Eternal Ltd Soars 5.5%: Shares of Eternal Ltd, the parent company of Zomato and Blinkit, surged 5.5% on June 5, continuing a bullish streak driven by a string of encouraging developments. This two-day rally has now lifted the stock by nearly 9%, with investor sentiment buoyed by strong analyst outlooks and a shifting consumer trend toward quick commerce.
At 12:28 PM, the stock was trading at ₹259 per share—just below its 52-week high of ₹304.7 and well above the 52-week low of ₹179. The company’s market capitalisation now stands at an impressive ₹2.5 lakh crore.
Brokerage Firms Bet Big on Eternal’s Dual Dominance
Global brokerage Morgan Stanley has reaffirmed its bullish stance on Eternal, praising the company’s dominant position in both the food delivery and quick commerce segments. The firm highlighted Eternal’s efficient cost structure, healthy balance sheet, and minimal risk of equity dilution as key positives. It has maintained a price target of ₹320 for the stock, suggesting a potential upside of around 23% from current levels.
The brokerage has also established a “floor” valuation between ₹200 and ₹220, calling it a “compelling risk-reward profile” for long-term investors.

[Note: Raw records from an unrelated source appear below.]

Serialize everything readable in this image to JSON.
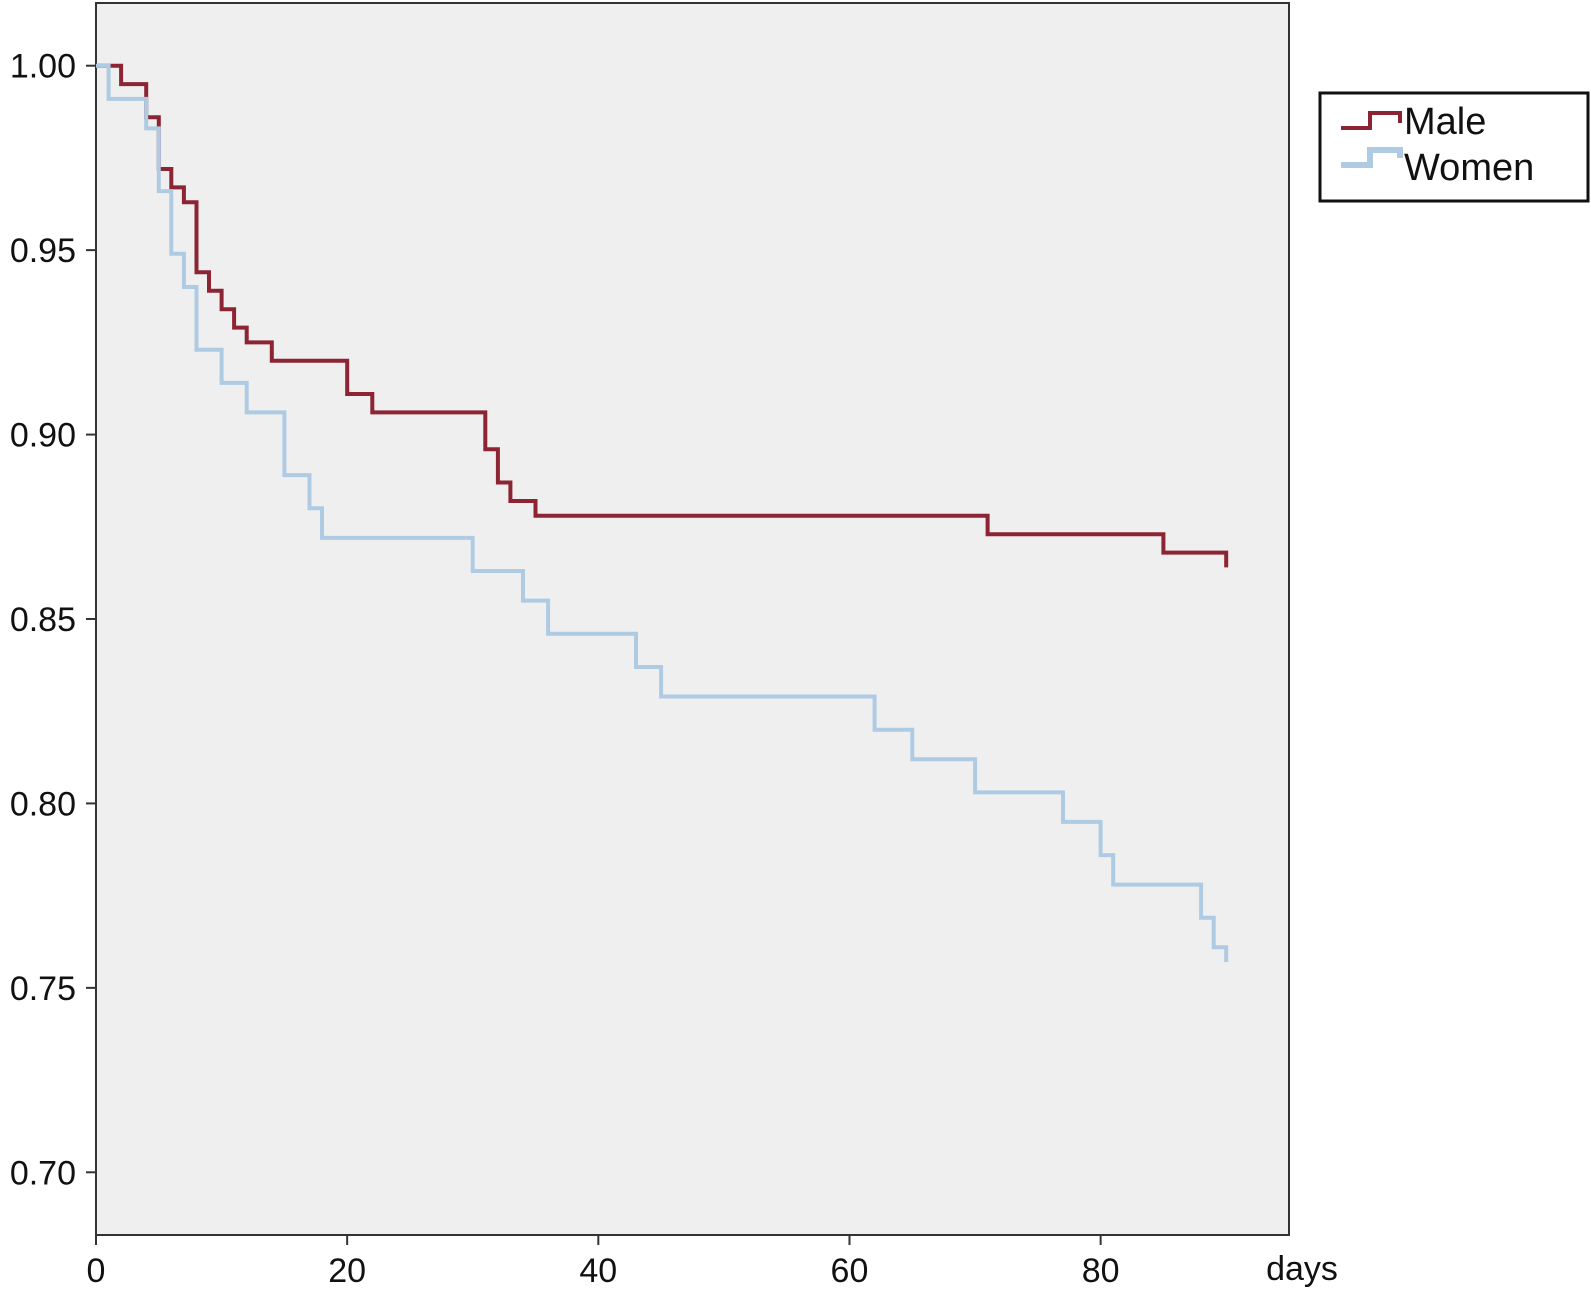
{
  "chart_data": {
    "type": "line",
    "subtype": "kaplan-meier step",
    "title": "",
    "xlabel": "days",
    "ylabel": "",
    "xlim": [
      0,
      95
    ],
    "ylim": [
      0.683,
      1.017
    ],
    "x_ticks": [
      {
        "value": 0,
        "label": "0"
      },
      {
        "value": 20,
        "label": "20"
      },
      {
        "value": 40,
        "label": "40"
      },
      {
        "value": 60,
        "label": "60"
      },
      {
        "value": 80,
        "label": "80"
      }
    ],
    "y_ticks": [
      {
        "value": 1.0,
        "label": "1.00"
      },
      {
        "value": 0.95,
        "label": "0.95"
      },
      {
        "value": 0.9,
        "label": "0.90"
      },
      {
        "value": 0.85,
        "label": "0.85"
      },
      {
        "value": 0.8,
        "label": "0.80"
      },
      {
        "value": 0.75,
        "label": "0.75"
      },
      {
        "value": 0.7,
        "label": "0.70"
      }
    ],
    "grid": false,
    "plot_background": "#efefef",
    "legend_position": "top-right, outside plot",
    "series": [
      {
        "name": "Male",
        "color": "#8c2433",
        "points": [
          [
            0,
            1.0
          ],
          [
            2,
            0.995
          ],
          [
            4,
            0.986
          ],
          [
            5,
            0.981
          ],
          [
            5,
            0.972
          ],
          [
            6,
            0.967
          ],
          [
            7,
            0.963
          ],
          [
            8,
            0.944
          ],
          [
            9,
            0.939
          ],
          [
            10,
            0.934
          ],
          [
            11,
            0.929
          ],
          [
            12,
            0.925
          ],
          [
            14,
            0.92
          ],
          [
            20,
            0.915
          ],
          [
            20,
            0.911
          ],
          [
            22,
            0.906
          ],
          [
            31,
            0.896
          ],
          [
            32,
            0.887
          ],
          [
            33,
            0.882
          ],
          [
            35,
            0.878
          ],
          [
            71,
            0.873
          ],
          [
            85,
            0.868
          ],
          [
            90,
            0.864
          ]
        ]
      },
      {
        "name": "Women",
        "color": "#aecbe3",
        "points": [
          [
            0,
            1.0
          ],
          [
            1,
            0.991
          ],
          [
            4,
            0.983
          ],
          [
            5,
            0.966
          ],
          [
            6,
            0.949
          ],
          [
            7,
            0.94
          ],
          [
            8,
            0.923
          ],
          [
            10,
            0.914
          ],
          [
            12,
            0.906
          ],
          [
            15,
            0.889
          ],
          [
            17,
            0.88
          ],
          [
            18,
            0.872
          ],
          [
            30,
            0.863
          ],
          [
            34,
            0.855
          ],
          [
            36,
            0.846
          ],
          [
            43,
            0.837
          ],
          [
            45,
            0.829
          ],
          [
            62,
            0.82
          ],
          [
            65,
            0.812
          ],
          [
            70,
            0.803
          ],
          [
            77,
            0.795
          ],
          [
            80,
            0.786
          ],
          [
            81,
            0.778
          ],
          [
            88,
            0.769
          ],
          [
            89,
            0.761
          ],
          [
            90,
            0.757
          ]
        ]
      }
    ]
  }
}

One of the major factors influencing Morgan Stanley’s optimism is the rapidly growing addressable market in quick commerce. The firm has significantly revised its projections for India’s quick commerce (QC) industry, now estimating it will touch $57 billion by 2030—up from a previous forecast of $42 billion.
As a result, Eternal’s QC gross order value estimates for FY26–FY28 have been upgraded by 9–11%. While the sector continues to grapple with stiff competition, Morgan Stanley believes that losses will peak this quarter and margins will begin improving from FY26 onward. The food delivery arm, Zomato, is also expected to improve margins through better monetisation and increased absorption of fixed costs.

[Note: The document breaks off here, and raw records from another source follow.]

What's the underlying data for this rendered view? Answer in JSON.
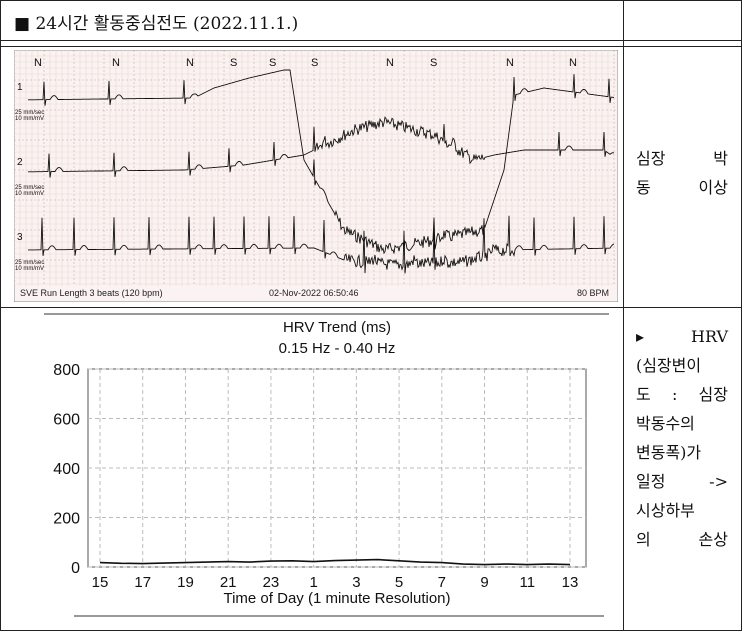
{
  "header": {
    "title": "■ 24시간 활동중심전도 (2022.11.1.)"
  },
  "ecg": {
    "beat_labels": [
      "N",
      "N",
      "N",
      "S",
      "S",
      "S",
      "N",
      "S",
      "N",
      "N"
    ],
    "leads": [
      {
        "number": "1",
        "speed": "25 mm/sec",
        "gain": "10 mm/mV"
      },
      {
        "number": "2",
        "speed": "25 mm/sec",
        "gain": "10 mm/mV"
      },
      {
        "number": "3",
        "speed": "25 mm/sec",
        "gain": "10 mm/mV"
      }
    ],
    "footer_left": "SVE Run Length 3 beats (120 bpm)",
    "footer_center": "02-Nov-2022 06:50:46",
    "footer_right": "80 BPM"
  },
  "ecg_note": {
    "lines": [
      "심장 박",
      "동 이상"
    ]
  },
  "hrv_chart": {
    "type": "line",
    "title": "HRV Trend (ms)",
    "subtitle": "0.15 Hz - 0.40 Hz",
    "x_label": "Time of Day (1 minute Resolution)",
    "categories": [
      15,
      null,
      17,
      null,
      19,
      null,
      21,
      null,
      23,
      null,
      1,
      null,
      3,
      null,
      5,
      null,
      7,
      null,
      9,
      null,
      11,
      null,
      13
    ],
    "values": [
      18,
      15,
      14,
      16,
      18,
      20,
      22,
      20,
      24,
      25,
      22,
      26,
      28,
      30,
      25,
      20,
      18,
      12,
      10,
      12,
      10,
      12,
      10
    ],
    "color": "#111111",
    "ylim": [
      0,
      800
    ],
    "yticks": [
      0,
      200,
      400,
      600,
      800
    ],
    "grid": true
  },
  "hrv_note": {
    "lines": [
      "▸ HRV",
      "(심장변이",
      "도 : 심장",
      "박동수의",
      "변동폭)가",
      "일정 ->",
      "시상하부",
      "의 손상"
    ]
  }
}
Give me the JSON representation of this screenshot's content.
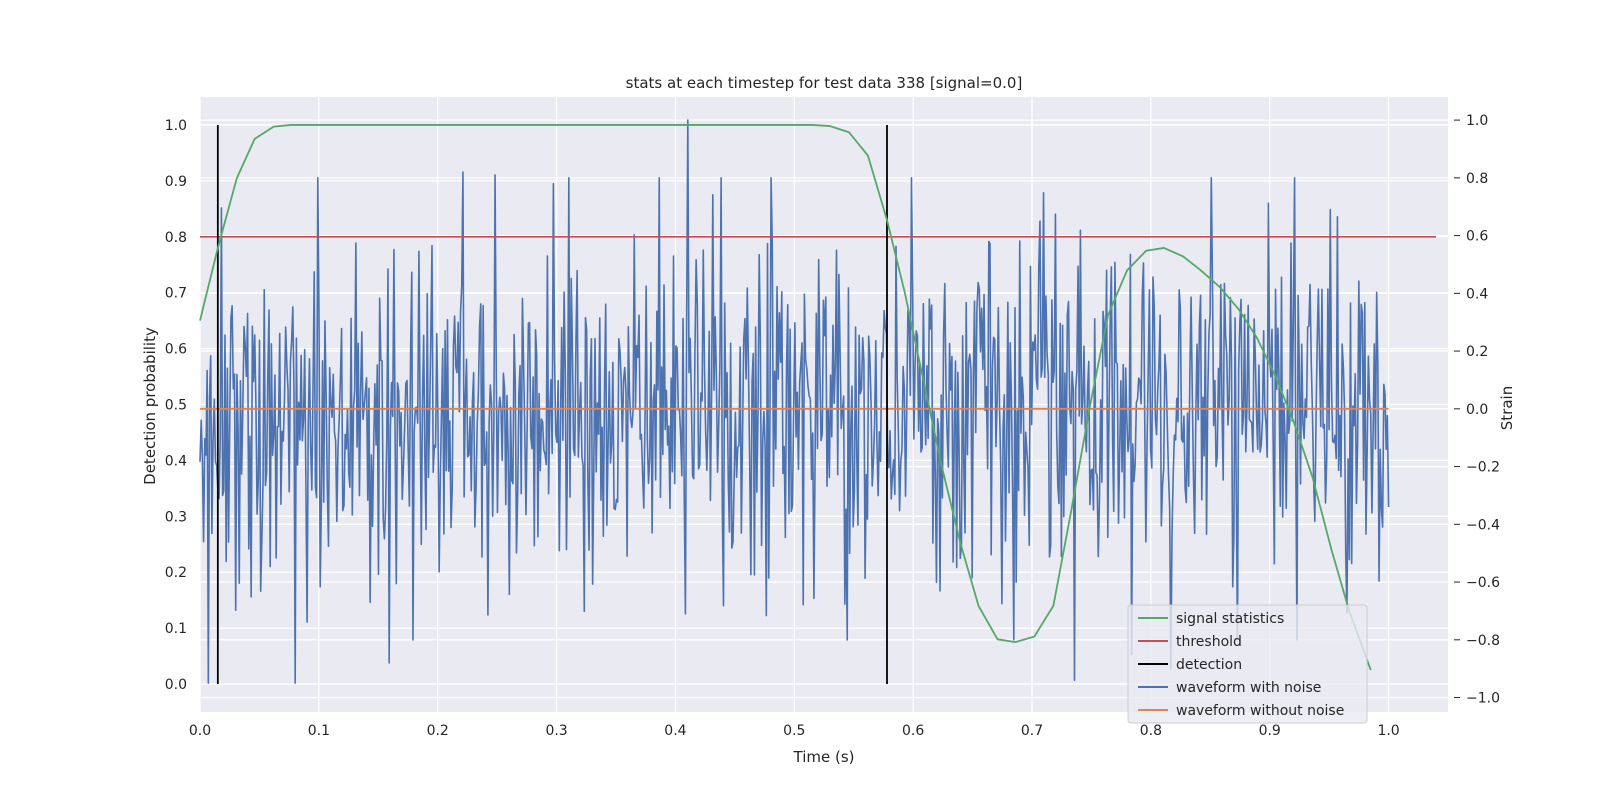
{
  "chart_data": {
    "type": "line",
    "title": "stats at each timestep for test data 338 [signal=0.0]",
    "xlabel": "Time (s)",
    "ylabel_left": "Detection probability",
    "ylabel_right": "Strain",
    "xlim": [
      0.0,
      1.05
    ],
    "ylim_left": [
      -0.05,
      1.05
    ],
    "ylim_right": [
      -1.05,
      1.08
    ],
    "x_ticks": [
      "0.0",
      "0.1",
      "0.2",
      "0.3",
      "0.4",
      "0.5",
      "0.6",
      "0.7",
      "0.8",
      "0.9",
      "1.0"
    ],
    "y_ticks_left": [
      "0.0",
      "0.1",
      "0.2",
      "0.3",
      "0.4",
      "0.5",
      "0.6",
      "0.7",
      "0.8",
      "0.9",
      "1.0"
    ],
    "y_ticks_right": [
      "−1.0",
      "−0.8",
      "−0.6",
      "−0.4",
      "−0.2",
      "0.0",
      "0.2",
      "0.4",
      "0.6",
      "0.8",
      "1.0"
    ],
    "grid": true,
    "legend_position": "lower-right",
    "series": [
      {
        "name": "signal statistics",
        "color": "#55a868",
        "axis": "left",
        "x": [
          0.0,
          0.015,
          0.031,
          0.046,
          0.062,
          0.077,
          0.1,
          0.2,
          0.3,
          0.4,
          0.5,
          0.515,
          0.53,
          0.546,
          0.562,
          0.578,
          0.593,
          0.609,
          0.624,
          0.64,
          0.655,
          0.671,
          0.686,
          0.702,
          0.718,
          0.733,
          0.749,
          0.764,
          0.78,
          0.796,
          0.811,
          0.827,
          0.842,
          0.858,
          0.874,
          0.889,
          0.905,
          0.92,
          0.936,
          0.952,
          0.967,
          0.985
        ],
        "y": [
          0.65,
          0.78,
          0.905,
          0.975,
          0.997,
          1.0,
          1.0,
          1.0,
          1.0,
          1.0,
          1.0,
          1.0,
          0.998,
          0.987,
          0.945,
          0.83,
          0.7,
          0.54,
          0.39,
          0.25,
          0.14,
          0.08,
          0.075,
          0.085,
          0.14,
          0.31,
          0.5,
          0.66,
          0.74,
          0.775,
          0.78,
          0.765,
          0.74,
          0.71,
          0.67,
          0.62,
          0.55,
          0.47,
          0.37,
          0.24,
          0.13,
          0.025
        ]
      },
      {
        "name": "threshold",
        "color": "#c44e52",
        "axis": "left",
        "x": [
          0.0,
          1.04
        ],
        "y": [
          0.8,
          0.8
        ]
      },
      {
        "name": "detection",
        "color": "#000000",
        "axis": "left",
        "segments": [
          {
            "x": 0.015,
            "y": [
              0.0,
              1.0
            ]
          },
          {
            "x": 0.578,
            "y": [
              0.0,
              1.0
            ]
          }
        ]
      },
      {
        "name": "waveform with noise",
        "color": "#4c72b0",
        "axis": "right",
        "x_range": [
          0.0,
          1.0
        ],
        "sample_count": 1000,
        "seed": 338,
        "std": 0.28,
        "y_range": [
          -0.95,
          1.0
        ],
        "spikes": [
          {
            "x": 0.007,
            "y": -0.95
          },
          {
            "x": 0.08,
            "y": -0.95
          },
          {
            "x": 0.159,
            "y": -0.88
          },
          {
            "x": 0.221,
            "y": 0.82
          },
          {
            "x": 0.248,
            "y": 0.81
          },
          {
            "x": 0.297,
            "y": 0.78
          },
          {
            "x": 0.41,
            "y": 1.0
          },
          {
            "x": 0.408,
            "y": -0.71
          },
          {
            "x": 0.545,
            "y": -0.8
          },
          {
            "x": 0.736,
            "y": -0.94
          },
          {
            "x": 0.784,
            "y": -0.85
          },
          {
            "x": 0.817,
            "y": -0.9
          },
          {
            "x": 0.951,
            "y": 0.69
          }
        ]
      },
      {
        "name": "waveform without noise",
        "color": "#dd8452",
        "axis": "right",
        "x": [
          0.0,
          1.0
        ],
        "y": [
          0.0,
          0.0
        ]
      }
    ]
  }
}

Blinkit Closes the Gap with Zomato in Weekly Users
Adding fuel to the rally is a new CLSA report that highlights a major shift in India’s digital consumption patterns. According to data as of May 26, Blinkit, Eternal’s quick commerce platform, recorded 30.1 million weekly active users (WAUs), nearly matching Zomato’s 30.7 million. In contrast, Swiggy’s total app ecosystem lagged behind both.

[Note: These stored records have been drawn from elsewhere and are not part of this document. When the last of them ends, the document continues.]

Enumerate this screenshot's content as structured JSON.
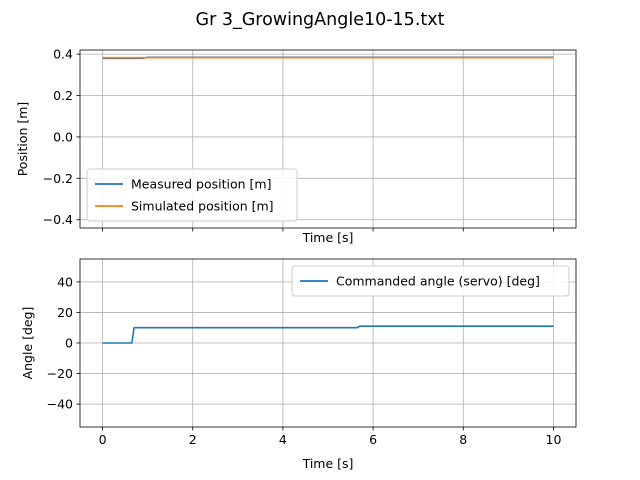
{
  "figure": {
    "title": "Gr 3_GrowingAngle10-15.txt"
  },
  "colors": {
    "series_blue": "#1f77b4",
    "series_orange": "#ff7f0e",
    "grid": "#b0b0b0",
    "legend_border": "#cccccc"
  },
  "chart_data": [
    {
      "type": "line",
      "title": "",
      "xlabel": "Time [s]",
      "ylabel": "Position [m]",
      "xlim": [
        -0.5,
        10.5
      ],
      "ylim": [
        -0.44,
        0.42
      ],
      "xticks": [
        0,
        2,
        4,
        6,
        8,
        10
      ],
      "xtick_labels_visible": false,
      "yticks": [
        -0.4,
        -0.2,
        0.0,
        0.2,
        0.4
      ],
      "ytick_labels": [
        "−0.4",
        "−0.2",
        "0.0",
        "0.2",
        "0.4"
      ],
      "grid": true,
      "legend_location": "lower-left",
      "series": [
        {
          "name": "Measured position [m]",
          "color": "#1f77b4",
          "x": [
            0,
            0.9,
            1.0,
            10
          ],
          "y": [
            0.38,
            0.38,
            0.385,
            0.385
          ]
        },
        {
          "name": "Simulated position [m]",
          "color": "#ff7f0e",
          "x": [
            0,
            10
          ],
          "y": [
            0.383,
            0.383
          ]
        }
      ]
    },
    {
      "type": "line",
      "title": "",
      "xlabel": "Time [s]",
      "ylabel": "Angle [deg]",
      "xlim": [
        -0.5,
        10.5
      ],
      "ylim": [
        -55,
        55
      ],
      "xticks": [
        0,
        2,
        4,
        6,
        8,
        10
      ],
      "xtick_labels": [
        "0",
        "2",
        "4",
        "6",
        "8",
        "10"
      ],
      "xtick_labels_visible": true,
      "yticks": [
        -40,
        -20,
        0,
        20,
        40
      ],
      "ytick_labels": [
        "−40",
        "−20",
        "0",
        "20",
        "40"
      ],
      "grid": true,
      "legend_location": "upper-right",
      "series": [
        {
          "name": "Commanded angle (servo) [deg]",
          "color": "#1f77b4",
          "x": [
            0,
            0.65,
            0.7,
            5.65,
            5.7,
            10
          ],
          "y": [
            0,
            0,
            10,
            10,
            11,
            11
          ]
        }
      ]
    }
  ]
}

This surge underscores a deeper transformation in Indian online shopping behavior, where quick commerce is rapidly becoming a default choice—not just for groceries, but also for snacks, personal care items, and even fashion products in urban areas.
“Blinkit is now within striking distance of Zomato in terms of user engagement, which is remarkable for a platform that started as an experiment in ultra-fast grocery delivery,” the CLSA report noted.
CLSA, citing Sensor Tower data, said Blinkit has widened its lead over closest competitors this year. The gap between Blinkit and its nearest rival expanded from 1.79 million WAUs in January to a record 7.7 million WAUs by late May. This data strongly positions Blinkit as the undisputed leader in the QC space.
Quick Commerce: From Convenience to Habit
Once considered a luxury or convenience, quick commerce is now ingraining itself into daily consumer behavior across major Indian cities. The segment’s explosive growth has been fuelled by faster delivery times, broader product availability, and aggressive expansion by players like Zepto and Swiggy’s Instamart.
For Eternal, this trend couldn’t come at a better time. Blinkit’s scale-up is not only boosting the company’s overall top-line growth but also supporting its transition from a cash-burning startup model to a more sustainable, margin-driven business.
What Lies Ahead for Investors?
With increasing user stickiness, operational efficiency, and expanding market share in both food delivery and quick commerce, Eternal Ltd appears well-positioned for the future. While competition remains intense, especially in QC, analysts believe the worst in terms of losses is behind.
Backed by strong institutional endorsements and compelling industry tailwinds, Eternal’s dual-engine growth model could continue to generate investor interest. As India’s digital consumption story evolves, Eternal is no longer just a foodtech player—it’s shaping the next phase of urban retail convenience.